Erkeklerin ve kadınların fizyolojisinin özellikleri önemli ölçüde farklılık gösterir. Uzun yıllardır sadece tıp bilimcileri tarafından değil, aynı zamanda psikoloji alanındaki uzmanlar tarafından da karşılaştırılmıştır. Dolayısıyla, psikoloji üzerine en iyi kitaplardan biri olan "Erkekler Mars'tan, kadınlar Venüs'ten" bu iki organizmanın tamamen farklı olduğu konusunda ısrar ediyor. Bunu daha fazla anlamaya çalışacağız.

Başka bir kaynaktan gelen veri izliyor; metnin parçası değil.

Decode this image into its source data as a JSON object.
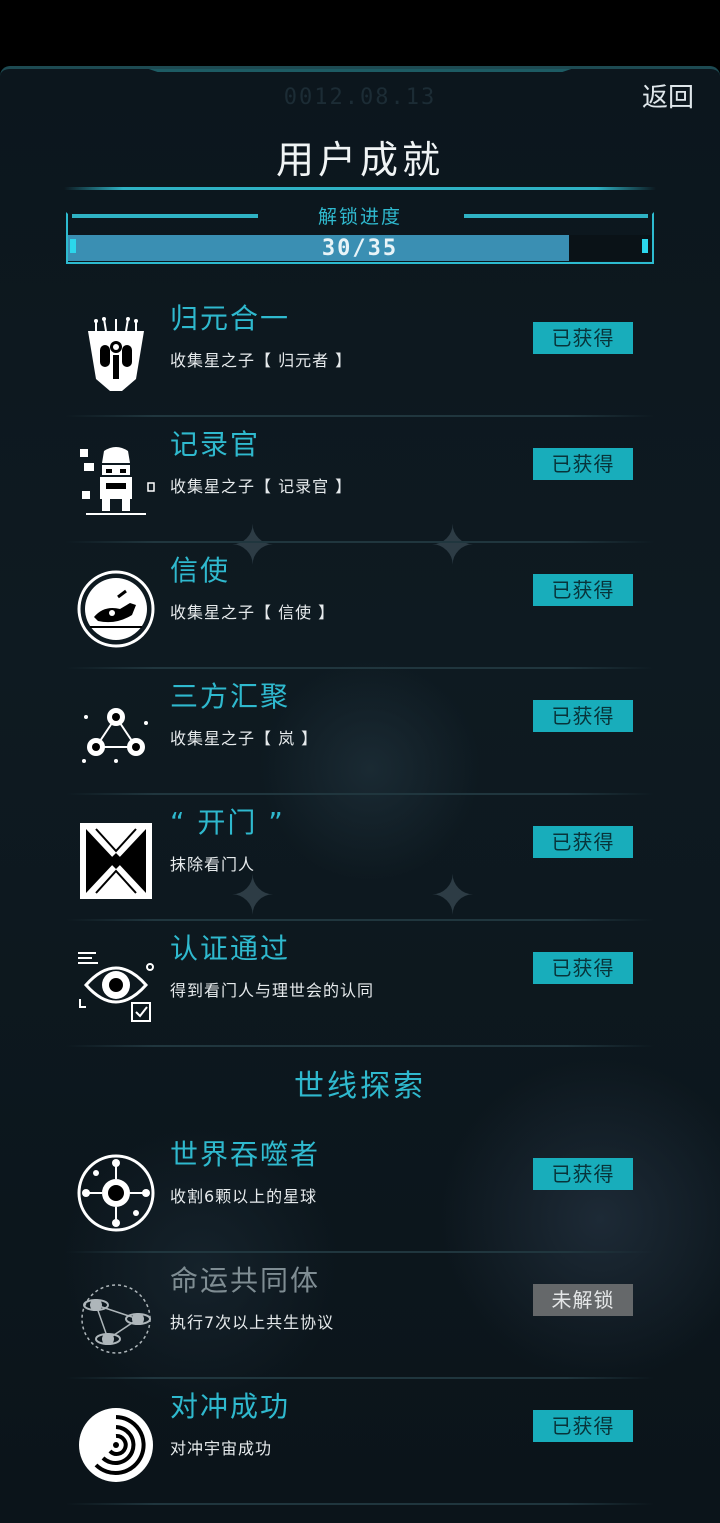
{
  "header": {
    "date": "0012.08.13",
    "back_label": "返回",
    "title": "用户成就"
  },
  "progress": {
    "label": "解锁进度",
    "text": "30/35",
    "current": 30,
    "total": 35
  },
  "achievements": [
    {
      "name": "归元合一",
      "desc": "收集星之子【 归元者 】",
      "status": "已获得",
      "icon": "robot-mask-icon",
      "unlocked": true
    },
    {
      "name": "记录官",
      "desc": "收集星之子【 记录官 】",
      "status": "已获得",
      "icon": "recorder-figure-icon",
      "unlocked": true
    },
    {
      "name": "信使",
      "desc": "收集星之子【 信使 】",
      "status": "已获得",
      "icon": "messenger-ship-icon",
      "unlocked": true
    },
    {
      "name": "三方汇聚",
      "desc": "收集星之子【 岚 】",
      "status": "已获得",
      "icon": "three-nodes-icon",
      "unlocked": true
    },
    {
      "name": "“ 开门 ”",
      "desc": "抹除看门人",
      "status": "已获得",
      "icon": "door-icon",
      "unlocked": true
    },
    {
      "name": "认证通过",
      "desc": "得到看门人与理世会的认同",
      "status": "已获得",
      "icon": "eye-check-icon",
      "unlocked": true
    }
  ],
  "section_title": "世线探索",
  "achievements2": [
    {
      "name": "世界吞噬者",
      "desc": "收割6颗以上的星球",
      "status": "已获得",
      "icon": "world-devourer-icon",
      "unlocked": true
    },
    {
      "name": "命运共同体",
      "desc": "执行7次以上共生协议",
      "status": "未解锁",
      "icon": "planets-orbit-icon",
      "unlocked": false
    },
    {
      "name": "对冲成功",
      "desc": "对冲宇宙成功",
      "status": "已获得",
      "icon": "spiral-icon",
      "unlocked": true
    }
  ],
  "colors": {
    "accent": "#2fb9ce",
    "badge_unlocked": "#18adbb",
    "badge_locked": "#65686a",
    "progress_fill": "#3a8fb3"
  }
}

Erkek ve kadınların hormonal sisteminin özellikleri
Kim daha hızlı yaşlanır, kadın mı erkek mi? Başka bir deyişle, hormonların erkekleri ve kadınları kontrol ettiğini anlamalısınız. Vücuttaki tüm organ ve sistemlerle doğrudan bağlantılıdırlar. Cilt dahil. Durumu özellikle seks hormonlarının aktivitesine bağlıdır. Ergenlik döneminden itibaren erkek ve kız çocukları belirli cinsel özellikler gösterirler. Bu dönemde seks hormonları aktif olarak üretilmeye başlar.
Erkek hormonu testosterondur, güçten, bir erkeğin görünümünden sorumludur,karakterinin yanı sıra cildin görünümü ve durumu. Kadın vücudundaki ana hormon östrojendir. Cildin yumuşaklığından ve elastikiyetinden sorumludur. Zamanla, bir kadının vücudundaki bu hormonun seviyesi azalır, bu da cildin elastikiyetini ve hassasiyetini kaybetmesine neden olur. Bu bize, kimin bir erkekten veya bir kadından daha hızlı yaşlandığı sorusuna kısmi bir cevap verir.
Erkeklerde yaşlanma sırasında cilt durumu
Testosteron hormonu erkeklerde cildin yaşlanmasını uzun süre geciktirir. Erkeklerin derisi bu hormon sayesinde daha uzun süre elastik kalır. Ancak bu olursa, kırışıklıklar kadınlardan daha az fark edilir. Ciltteki kırışıklıklar ve erkek vücudundaki yaşlılık lekeleri dikkatli bir bakım ve özel bir yaklaşım gerektirir.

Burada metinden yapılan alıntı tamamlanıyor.